In the 1980s, the AIDS epidemic was raging and was shown to be caused by a novel retrovirus, human immunodeficiency virus (HIV). Prusoff and his late Yale colleague Tai-shun Lin showed that a failed cancer compound, d4T, was active against HIV. After securing the patent for d4T, Yale licensed it to Bristol-Myers Squibb, which commercialized it as Zerit, which soon became a component of the first combination drug therapy for HIV. Millions of people worldwide have been treated with d4T, and the AIDS epidemic was slowed until more effective drug combinations were developed. This compound generated huge revenues in royalties for Yale, far surpassing the amount generated by all of its other licensed medicines combined.

Prusoff was the recipient of numerous awards, including the Peter Parker Medal, the highest award from the Yale School of Medicine, and the inaugural Lifetime Achievement Award from the Yale Comprehensive Cancer Center.

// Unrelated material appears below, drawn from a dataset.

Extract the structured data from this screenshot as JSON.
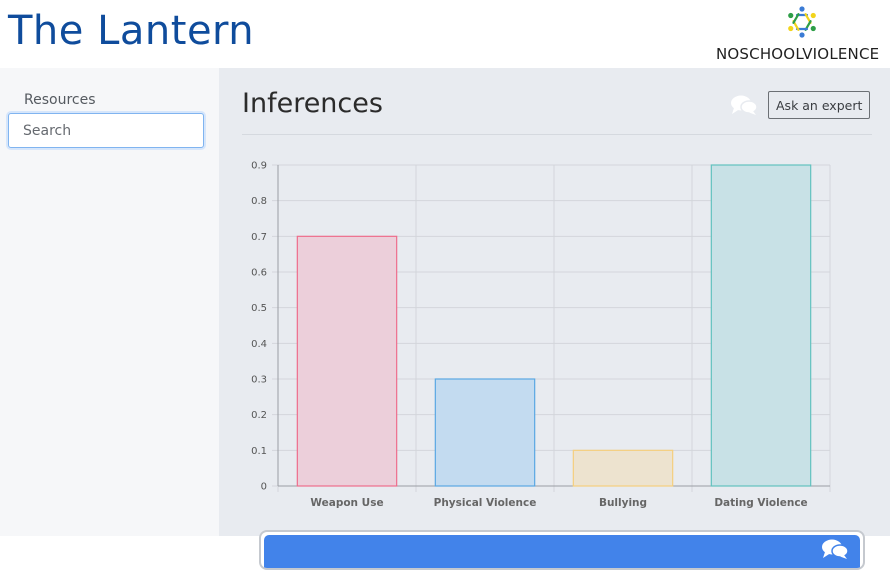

He was featured twice in the recent bicentennial history of the Yale School of Medicine, for work done in two different decades.

In addition to his landmark scientific contributions, Prusoff was known for his generosity. Under his direction, the William H. Prusoff Foundation supported numerous programs, including the Yale Initiative for the Interdisciplinary Study of Anti-Semitism (YIISA). He also endowed several lectureships in virology and pharmacology at Yale, funded several scientific prizes, and supported the research of several individuals and laboratories at Yale. When Doctors Without Borders and Yale students called on the University and Bristol-Myers Squibb to make Zerit available at low cost in impoverished areas of the world, Prusoff actively joined in the campaign. "We weren't doing this to make money," he said. "We were interested in developing a compound that would be a benefit to society."

Prusoff was married to the late Dr. Brigitte Prusoff and is survived by his two children, Alvin and Laura; his daughter-in-law Dr. Deborah DeRose Prusoff; and three grandchildren, Sarah, Zachary and Douglas.

Donations in Prusoff's memory may be made to the William H. Prusoff Foundation, 880 Old Post Rd, Fairfield, CT 06824-8403.